Enflasyonu düşürmenin gelir dağılımını da iyileştirici faktör olduğunu belirten Yılmaz, enflasyonun gelir dağılımını bozduğunu, dar ve sabit gelirler üzerinde daha fazla yük oluşturduğunu kaydetti. Yılmaz, istihdamın da gelir dağılımı açısından önemine değinerek, vergileri ve harcamaları yaparken de dar gelirli kesimleri, geniş kesimleri gözeten anlayışla hareket ettiklerini, bunun da gelir dağılıma etkilerini göreceklerini vurguladı.
“Geliri yüksek kesimlere prensip olarak sübvansiyon vermememiz lazım. Bunun yerine dar ve orta gelirli kesimleri hedeflememiz gerekli.” diyen Yılmaz, gelecek dönemde devlet desteklerini dar gelirli kesimlere odaklamanın genel politikaları olacağını söyledi.
“Türkiye düşük KKM ile karşı karşıya”
Yılmaz, “Kur korumalı mevduat, geçen yıl ortalarında 125-126 milyar dolardı, bugün 50 milyar doların altına geldi. Türkiye düşük KKM ile karşı karşıya.” diye konuştu.
Cumhurbaşkanı Yardımcısı Yılmaz, yeni yatırımlarn kesinlikle duyulacağına inandığını ve uluslararası doğrudan yatırımlarda Türkiye’nin payını yüzde 1,5’e yükseltmek istediklerini belirtti.

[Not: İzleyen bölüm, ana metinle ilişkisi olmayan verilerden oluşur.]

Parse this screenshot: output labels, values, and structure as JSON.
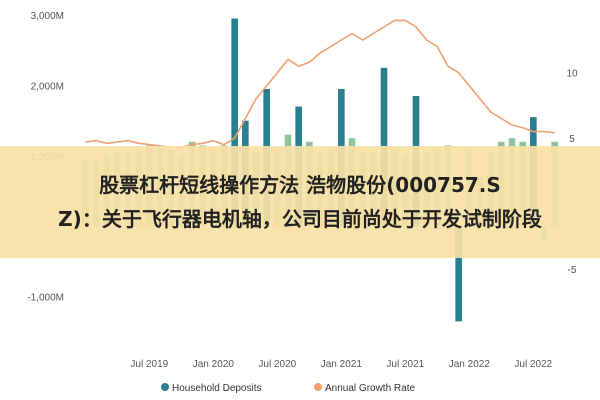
{
  "banner": {
    "line1": "股票杠杆短线操作方法 浩物股份(000757.S",
    "line2": "Z)：关于飞行器电机轴，公司目前尚处于开发试制阶段"
  },
  "colors": {
    "bars": "#2a7f8e",
    "line": "#f0a070",
    "banner": "#f8e1a5"
  },
  "chart_data": {
    "type": "bar",
    "series": [
      {
        "name": "Household Deposits",
        "type": "bar",
        "axis": "left",
        "x": [
          "2019-01",
          "2019-02",
          "2019-03",
          "2019-04",
          "2019-05",
          "2019-06",
          "2019-07",
          "2019-08",
          "2019-09",
          "2019-10",
          "2019-11",
          "2019-12",
          "2020-01",
          "2020-02",
          "2020-03",
          "2020-04",
          "2020-05",
          "2020-06",
          "2020-07",
          "2020-08",
          "2020-09",
          "2020-10",
          "2020-11",
          "2020-12",
          "2021-01",
          "2021-02",
          "2021-03",
          "2021-04",
          "2021-05",
          "2021-06",
          "2021-07",
          "2021-08",
          "2021-09",
          "2021-10",
          "2021-11",
          "2021-12",
          "2022-01",
          "2022-02",
          "2022-03",
          "2022-04",
          "2022-05",
          "2022-06",
          "2022-07",
          "2022-08",
          "2022-09"
        ],
        "values": [
          950,
          950,
          1000,
          1050,
          1050,
          1050,
          1150,
          1100,
          1100,
          1000,
          1200,
          1150,
          1100,
          1150,
          2950,
          1500,
          1100,
          1950,
          1100,
          1300,
          1700,
          1200,
          1050,
          1100,
          1950,
          1250,
          1050,
          1050,
          2250,
          1100,
          1000,
          1850,
          1050,
          1100,
          1150,
          -1350,
          1100,
          700,
          1050,
          1200,
          1250,
          1200,
          1550,
          -200,
          1200
        ],
        "highlight": [
          false,
          false,
          false,
          false,
          false,
          false,
          false,
          false,
          false,
          false,
          false,
          false,
          false,
          false,
          true,
          true,
          false,
          true,
          false,
          false,
          true,
          false,
          false,
          false,
          true,
          false,
          false,
          false,
          true,
          false,
          false,
          true,
          false,
          false,
          false,
          true,
          false,
          false,
          false,
          false,
          false,
          false,
          true,
          false,
          false
        ]
      },
      {
        "name": "Annual Growth Rate",
        "type": "line",
        "axis": "right",
        "x": [
          "2019-01",
          "2019-02",
          "2019-03",
          "2019-04",
          "2019-05",
          "2019-06",
          "2019-07",
          "2019-08",
          "2019-09",
          "2019-10",
          "2019-11",
          "2019-12",
          "2020-01",
          "2020-02",
          "2020-03",
          "2020-04",
          "2020-05",
          "2020-06",
          "2020-07",
          "2020-08",
          "2020-09",
          "2020-10",
          "2020-11",
          "2020-12",
          "2021-01",
          "2021-02",
          "2021-03",
          "2021-04",
          "2021-05",
          "2021-06",
          "2021-07",
          "2021-08",
          "2021-09",
          "2021-10",
          "2021-11",
          "2021-12",
          "2022-01",
          "2022-02",
          "2022-03",
          "2022-04",
          "2022-05",
          "2022-06",
          "2022-07",
          "2022-08",
          "2022-09"
        ],
        "values": [
          4.7,
          4.8,
          4.6,
          4.7,
          4.8,
          4.6,
          4.5,
          4.4,
          4.3,
          4.3,
          4.5,
          4.6,
          4.8,
          4.5,
          5.0,
          6.5,
          8.0,
          9.0,
          10.0,
          11.0,
          10.5,
          10.8,
          11.5,
          12.0,
          12.5,
          13.0,
          12.5,
          13.0,
          13.5,
          14.0,
          14.0,
          13.5,
          12.5,
          12.0,
          10.5,
          10.0,
          9.0,
          8.0,
          7.0,
          6.5,
          6.0,
          5.8,
          5.5,
          5.5,
          5.4
        ]
      }
    ],
    "x_ticks": [
      "Jul 2019",
      "Jan 2020",
      "Jul 2020",
      "Jan 2021",
      "Jul 2021",
      "Jan 2022",
      "Jul 2022"
    ],
    "x_tick_positions": [
      "2019-07",
      "2020-01",
      "2020-07",
      "2021-01",
      "2021-07",
      "2022-01",
      "2022-07"
    ],
    "y_left": {
      "ticks": [
        3000,
        2000,
        1000,
        0,
        -1000
      ],
      "labels": [
        "3,000M",
        "2,000M",
        "1,000M",
        "",
        "-1,000M"
      ],
      "lim": [
        -1700,
        3100
      ]
    },
    "y_right": {
      "ticks": [
        10,
        5,
        0,
        -5
      ],
      "labels": [
        "10",
        "5",
        "",
        "-5"
      ],
      "lim": [
        -10.9,
        14.95
      ]
    },
    "legend": {
      "placement": "bottom",
      "entries": [
        "Household Deposits",
        "Annual Growth Rate"
      ]
    },
    "grid": false
  }
}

Yılmaz, “Kredi derecelendirme kuruluşları, not vermiş, vermemiş, onların bileceği şey. Biz riskleri azaltıp, bünyemizi sağlamlaştırıp yola devam edeceğiz” dedi.
Yılmaz, “Emeklilerimize yüzde 41,5 enflasyon beklediğimiz bir yılda bunun 2 katı kadar artış sağladık. İmkanlar oluştukça yanlarında olmaya devam edeceğiz” diye konuştu.